Толстой отправился в путь двенадцатого июня в сопровождении Саши, Маковицкого и Булгакова. Варвара Михайловна осталась в Ясной, чтобы не оставлять графиню одну, присматривать за ней и успокаивать. Увидев Черткова, Лев Николаевич почувствовал себя помолодевшим лет на десять. Неухоженный, разваливающийся дом в Мещерском был полон толстовцев, что не могло не нравиться гостю. Вместе с дочерью и Владимиром Григорьевичем они посетили психиатрическую лечебницу, поговорили с пациентами и даже приглашены были на киносеанс для больных. Саша вспоминала, что показывали глупейшие мелодрамы; в темноте она видела белую рубашку и седую бороду отца, понимала, что зал полон сумасшедших, и ей хотелось убежать оттуда как можно быстрее. Но Толстой был спокоен, делился своими наблюдениями с Чертковым и, казалось, не подозревал никакой опасности. Он часто повторял, что сумасшествие – это чрезмерный эгоизм, эгоизм человека, все мысли которого сконцентрированы только на себе самом и который интересуется лишь собственной персоной. Безусловно, подобные суждения были связаны с его мыслями о Софье Андреевне. В Мещерском писателя ничто не беспокоило, и он мог размышлять о своей семейной жизни с пониманием и терпением. «Хочу попытаться сознательно бороться с Соней добром, любовью, – говорится на страничке дневника за двадцатое июня. – Издалека кажется возможным.
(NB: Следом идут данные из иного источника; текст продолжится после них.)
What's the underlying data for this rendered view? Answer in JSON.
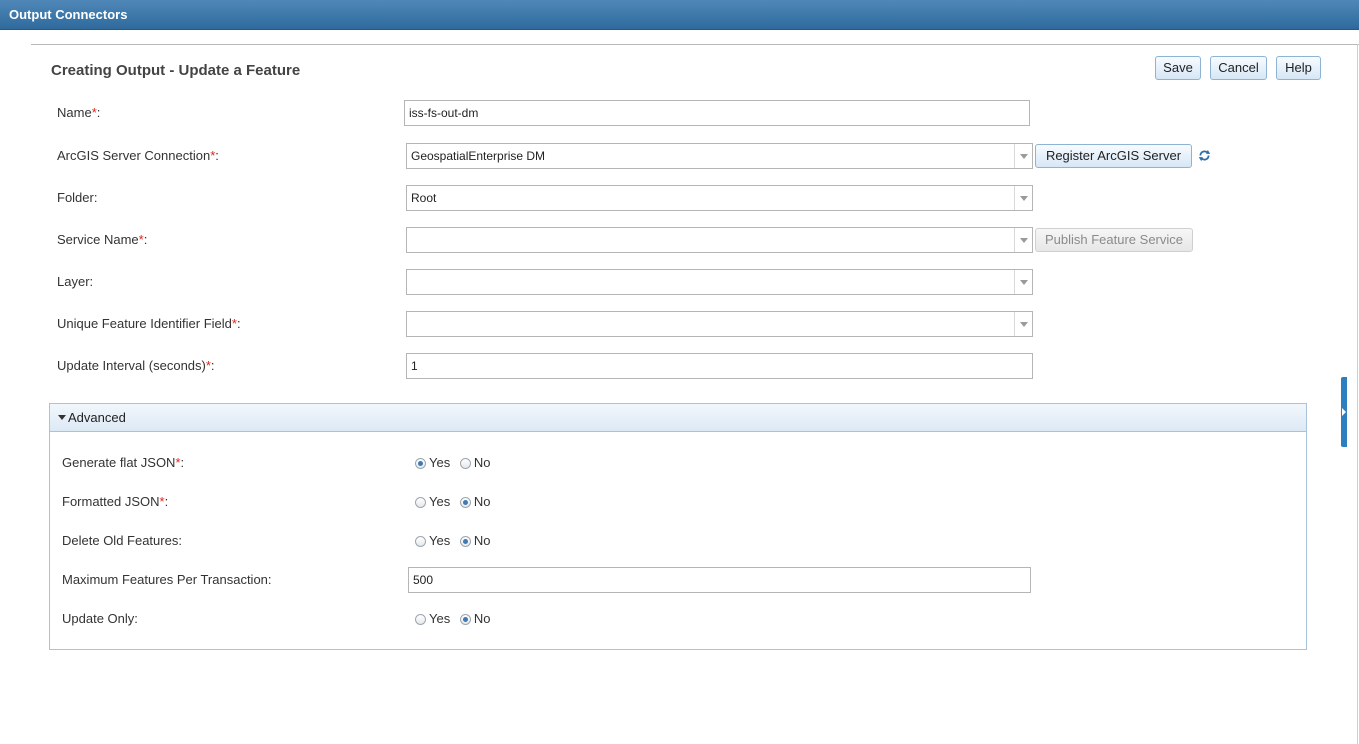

Постараюсь и вблизи исполнить. Душевное состояние очень хорошее». А жене пишет: «Время летит. И не успел оглянуться, и прошла уж неделя. Какой неделя – остается уж только 5 дней до отъезда. Мы решили ехать 25-го. И в гостях хорошо, и дома хорошо. Как ты поживаешь? Как твои работы?.. До свиданья милая, Соня. Целую тебя». Из соображений дипломатии сначала вылил бочку меда, а потом уже добавил ложку дегтя: в постскриптуме Лев Николаевич сообщает, что Черткову разрешили жить в Телятниках во время пребывания там его матери.
Софья Андреевна плохо переносила одиночество: недовольная тем, что Владимир Григорьевич пригласил ее недостаточно отчетливо, не предложил отдельной комнаты, перебирала в памяти свои претензии, и злость переполняла ее. Узнав, что это «чудовище» Чертков вновь поселится недалеко от Ясной, потеряла всякий контроль над собой и в горячке велела Варваре Михайловне отправить телеграмму Толстому: «Сильное нервное расстройство, бессонница, плачет, пульс сто, просит телеграфировать. Варя». Через несколько часов принесли телеграмму, подписанную самой Софьей Андреевной: «Умоляю приехать скорее – двадцать третьего. Толстая». Саша не считала мать тяжело больной и убедила отца не переносить отъезд, тем более что ожидали прибытия скрипача Михаила Эрденко. Толстой подчинился и ответил жене: «Удобнее приехать завтра днем, телеграфируйте, если необходимо, приедем ночью». Слово «удобнее» возмутило графиню, которая закричала, что узнает ледяной стиль Черткова, и тут же велела Варваре Михайловне отправить новую телеграмму: «Думаю необходимо. Варя».
Потом бросилась к своему дневнику: что с нею? истерика, нервный срыв, грудная жаба, начало безумия? Грусть навалилась в связи с долгим отсутствием Льва Николаевича, который самым отталкивающим образом старчески влюблен в Черткова (влюбляться в мужчин ему было свойственно в юности!) и готов делать все, что тот пожелает. Чертков их разлучает. Этот хитрый, властный и бессердечный человек представляет себя близким другом Толстого и извлекает из этого выгоду. А ей остается безумно ревновать мужа к Владимиру Григорьевичу, чувствуя, что у нее отняли то, чем она жила сорок восемь лет. Ей представляются все возможные способы самоубийства: отправиться в Столбовую и там лечь под поезд, который «удобен» Льву Николаевичу для возвращения; она прочитала медицинский труд Флоринского, чтобы понять последствия отравления опиумом – сначала возбуждение, потом оцепенение, нет противоядия. И Чертков, без сомнения, может найти «удобным» запереть ее в психиатрическую лечебницу… Но убьет ли она себя или будет помещена в лечебницу, враг ее должен понести наказание за свои махинации – ему отомстит один из сыновей…
Приехав домой к десяти часам вечера, Толстой нашел жену в постели, охваченную нервной горячкой. Провел подле нее часть ночи и записал в тетрадь: «Нашел хуже, чем ожидал: истерика и раздражение. Держался не очень дурно, но и не хорошо, не мягко».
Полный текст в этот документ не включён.